Arsenal dos bandidos ficou mais forte e mais novo após decretos pró-armas de Bolsonaro, diz estudo
A flexibilização promovida pelo ex-presidente Jair Bolsonaro (PL) no acesso a armas de fogo provocou uma mudança profunda no perfil do armamento apreendido pelas polícias no Sudeste e contribuiu para modernizar o arsenal utilizado pelo crime organizado. A conclusão é do estudo “Arsenal do Crime: Análise do perfil das armas de fogo apreendidas no Sudeste”, do Instituto Sou da Paz.
A pesquisa analisou 255,9 mil apreensões realizadas pelas polícias estaduais e pela Polícia Federal entre 2018 e 2023, a partir de dados fornecidos pela Lei de Acesso à Informação (LAI).
Crescimento das pistolas 9 mm após decreto de 2019
Um dos pontos mais impactantes é o salto no uso de pistolas 9 mm — cuja compra foi facilitada por decreto editado em maio de 2019.
Em 2018, 28,5% das pistolas apreendidas eram 9 mm.
Em 2023, esse número saltou para 50,5%.
Antes da mudança, o calibre era restrito às forças de segurança. O presidente Lula (PT) revogou as normas ao assumir o governo e classificou os decretos de Bolsonaro como “criminosos”.
Armas mais novas e migração rápida do mercado legal para o crime
O estudo revela que as armas apreendidas estão cada vez mais novas:
170 armas fabricadas até dois anos antes da apreensão foram encontradas em 2018.
843 armas nessas condições foram apreendidas em 2023, apenas em São Paulo.
Para o Instituto Sou da Paz, o número indica forte migração de armas recém-adquiridas legalmente para o mercado clandestino.
Revólveres em queda; pistolas e armas de maior potência em alta
Entre 2018 e 2023:
Apreensões de revólveres caíram de 42,2% para 37,6%.
Apreensões de pistolas subiram de 25,1% para 35,9%.
O padrão se repete em São Paulo. No período:
A participação das pistolas cresceu de 25,6% para 33,4%.
E revólveres caíram de 47,4% para 43,5%.
Apreensões de pistolas 9 mm no estado saltaram de 273 (2018) para 1.305 (2023).
Mais fuzis em circulação
O Sudeste registrou 4.444 apreensões de fuzis entre 2018 e 2023.

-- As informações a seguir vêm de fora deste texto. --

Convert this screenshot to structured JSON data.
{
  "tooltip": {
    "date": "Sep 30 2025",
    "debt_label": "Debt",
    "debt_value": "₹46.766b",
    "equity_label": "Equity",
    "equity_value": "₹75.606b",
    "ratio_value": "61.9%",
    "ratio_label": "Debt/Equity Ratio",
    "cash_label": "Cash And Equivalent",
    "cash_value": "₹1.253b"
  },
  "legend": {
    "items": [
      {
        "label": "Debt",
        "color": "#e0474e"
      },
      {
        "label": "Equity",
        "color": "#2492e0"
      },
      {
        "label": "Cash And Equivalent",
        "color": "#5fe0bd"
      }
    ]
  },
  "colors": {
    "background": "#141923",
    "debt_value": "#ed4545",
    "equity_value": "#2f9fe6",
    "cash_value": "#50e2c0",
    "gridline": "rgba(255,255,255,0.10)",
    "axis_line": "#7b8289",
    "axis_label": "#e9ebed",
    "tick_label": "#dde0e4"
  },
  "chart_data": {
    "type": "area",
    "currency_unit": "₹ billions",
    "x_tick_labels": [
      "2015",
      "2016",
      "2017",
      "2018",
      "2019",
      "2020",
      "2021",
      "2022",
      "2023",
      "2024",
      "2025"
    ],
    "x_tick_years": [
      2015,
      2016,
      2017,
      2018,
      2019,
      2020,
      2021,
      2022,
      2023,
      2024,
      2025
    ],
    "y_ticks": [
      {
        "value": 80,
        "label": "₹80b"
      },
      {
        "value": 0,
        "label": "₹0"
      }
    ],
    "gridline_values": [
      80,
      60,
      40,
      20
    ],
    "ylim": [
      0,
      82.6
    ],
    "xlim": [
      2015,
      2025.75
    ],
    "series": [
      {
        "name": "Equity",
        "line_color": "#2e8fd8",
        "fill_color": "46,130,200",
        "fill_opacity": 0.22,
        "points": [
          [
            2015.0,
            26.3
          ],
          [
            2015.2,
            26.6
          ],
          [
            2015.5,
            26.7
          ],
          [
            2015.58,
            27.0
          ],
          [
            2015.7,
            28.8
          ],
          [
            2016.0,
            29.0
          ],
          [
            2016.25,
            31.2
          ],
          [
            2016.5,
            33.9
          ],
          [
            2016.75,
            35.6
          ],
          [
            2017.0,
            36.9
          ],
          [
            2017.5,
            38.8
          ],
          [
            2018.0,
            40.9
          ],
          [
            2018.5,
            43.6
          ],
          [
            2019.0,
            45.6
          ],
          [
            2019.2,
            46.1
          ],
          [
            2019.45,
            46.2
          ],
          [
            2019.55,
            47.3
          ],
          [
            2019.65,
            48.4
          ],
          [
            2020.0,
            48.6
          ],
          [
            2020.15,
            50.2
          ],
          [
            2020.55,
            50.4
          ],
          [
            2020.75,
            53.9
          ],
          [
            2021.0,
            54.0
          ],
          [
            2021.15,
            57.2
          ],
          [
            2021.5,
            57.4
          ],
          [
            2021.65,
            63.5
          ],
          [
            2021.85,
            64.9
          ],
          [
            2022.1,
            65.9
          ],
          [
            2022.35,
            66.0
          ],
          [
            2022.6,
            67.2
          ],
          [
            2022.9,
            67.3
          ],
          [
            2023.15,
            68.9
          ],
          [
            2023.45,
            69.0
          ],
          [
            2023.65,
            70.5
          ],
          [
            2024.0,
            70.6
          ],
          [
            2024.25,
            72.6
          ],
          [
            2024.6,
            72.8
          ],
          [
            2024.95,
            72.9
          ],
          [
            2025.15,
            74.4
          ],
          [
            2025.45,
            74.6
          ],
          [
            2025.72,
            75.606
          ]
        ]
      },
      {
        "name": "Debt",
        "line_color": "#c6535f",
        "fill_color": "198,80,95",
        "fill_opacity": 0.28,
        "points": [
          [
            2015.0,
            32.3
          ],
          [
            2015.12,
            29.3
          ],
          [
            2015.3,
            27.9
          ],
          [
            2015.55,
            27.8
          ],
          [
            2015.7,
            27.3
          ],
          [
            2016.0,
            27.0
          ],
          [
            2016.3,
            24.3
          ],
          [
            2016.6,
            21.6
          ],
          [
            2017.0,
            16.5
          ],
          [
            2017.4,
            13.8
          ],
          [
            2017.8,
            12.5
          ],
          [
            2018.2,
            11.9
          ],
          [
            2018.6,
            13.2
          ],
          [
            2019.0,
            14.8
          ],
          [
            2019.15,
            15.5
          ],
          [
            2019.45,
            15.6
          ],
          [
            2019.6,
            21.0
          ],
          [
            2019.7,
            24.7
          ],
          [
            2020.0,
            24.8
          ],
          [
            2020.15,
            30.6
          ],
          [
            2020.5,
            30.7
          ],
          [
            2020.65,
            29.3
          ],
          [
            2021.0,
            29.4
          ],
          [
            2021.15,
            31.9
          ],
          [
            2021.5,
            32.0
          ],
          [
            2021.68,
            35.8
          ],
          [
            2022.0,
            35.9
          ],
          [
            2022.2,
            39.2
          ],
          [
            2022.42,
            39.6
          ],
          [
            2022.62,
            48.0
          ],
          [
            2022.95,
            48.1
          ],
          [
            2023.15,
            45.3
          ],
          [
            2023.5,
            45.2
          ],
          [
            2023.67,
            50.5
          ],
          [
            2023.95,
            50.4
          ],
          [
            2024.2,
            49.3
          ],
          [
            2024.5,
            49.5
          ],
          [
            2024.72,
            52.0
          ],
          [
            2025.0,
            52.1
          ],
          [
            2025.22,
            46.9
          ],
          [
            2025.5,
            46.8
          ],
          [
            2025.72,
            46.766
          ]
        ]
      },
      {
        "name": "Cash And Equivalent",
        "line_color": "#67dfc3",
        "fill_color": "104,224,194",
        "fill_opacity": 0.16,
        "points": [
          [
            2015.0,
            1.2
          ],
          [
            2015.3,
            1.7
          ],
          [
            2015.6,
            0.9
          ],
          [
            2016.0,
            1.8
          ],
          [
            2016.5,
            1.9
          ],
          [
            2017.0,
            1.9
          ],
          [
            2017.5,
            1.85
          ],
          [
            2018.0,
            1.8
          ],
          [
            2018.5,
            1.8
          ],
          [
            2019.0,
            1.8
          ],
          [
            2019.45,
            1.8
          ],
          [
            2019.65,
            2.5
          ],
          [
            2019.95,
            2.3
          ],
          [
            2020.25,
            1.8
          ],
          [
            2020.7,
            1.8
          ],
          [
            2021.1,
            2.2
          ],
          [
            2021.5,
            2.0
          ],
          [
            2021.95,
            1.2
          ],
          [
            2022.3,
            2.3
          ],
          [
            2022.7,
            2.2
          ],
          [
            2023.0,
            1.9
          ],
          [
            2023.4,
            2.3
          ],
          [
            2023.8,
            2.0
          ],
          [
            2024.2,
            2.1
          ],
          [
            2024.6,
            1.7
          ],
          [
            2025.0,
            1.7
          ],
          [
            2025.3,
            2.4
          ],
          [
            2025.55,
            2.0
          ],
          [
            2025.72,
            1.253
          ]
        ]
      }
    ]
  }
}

Em São Paulo, foram 910 casos — aumentaram de 0,9% do total de apreensões para 1,5%.
Armas artesanais caíram, mas continuam representando parte significativa do poder de fogo do crime, especialmente após a descoberta de fábricas clandestinas vinculadas a facções.
Explosão no número de munições para CACs
Um dos decretos de Bolsonaro permitiu que CACs (caçadores, atiradores e colecionadores) comprassem:
até 5.000 munições por ano para armas de uso permitido
e 1.000 unidades para armamento de uso restrito, incluindo fuzis.
O texto também já foi revogado.
Para Bruno Langeani, consultor sênior do Sou da Paz, as quantidades eram “absurdas” e incentivaram esquemas com “laranjas”.
O TCU já havia apontado:
2.579 mortos com registro ativo de CAC
9.387 pessoas com mandado de prisão também registradas como CACs
19.479 com processos de execução penal em andamento
Onde as armas são apreendidas
O levantamento mostra que armas ilegais estão mais presentes dentro das residências:
31,8% das apreensões em São Paulo ocorreram em ambiente doméstico.
As apreensões em vias públicas continuam sendo maioria, mas a malha rodoviária também aparece como eixo importante, indicando trânsito para o Rio de Janeiro e para estados do Nordeste.
Principais cidades com mais apreensões
Em números absolutos, São Paulo lidera o ranking, com 14.842 armas apreendidas entre 2018 e 2023.
Já no índice proporcional, Guaratinguetá ocupa o primeiro lugar com 312,2 apreensões por 100 mil habitantes.
O estudo aponta ainda que 72% das apreensões no estado são realizadas pela Polícia Militar, contra apenas 14,9% pela Polícia Civil, refletindo “fragilidades na política de segurança”, segundo os pesquisadores.
Bolsonaro dizia defender liberdade e autodefesa
Ao editar os decretos flexibilizando o acesso às armas, Bolsonaro afirmou que estava devolvendo ao cidadão o direito de se defender. Em diferentes momentos, também argumentou que o armamento civil evitaria um eventual golpe de Estado e protegeria a democracia.
Hoje, o ex-presidente cumpre pena de 27 anos e 3 meses, condenado por tentativa de golpe.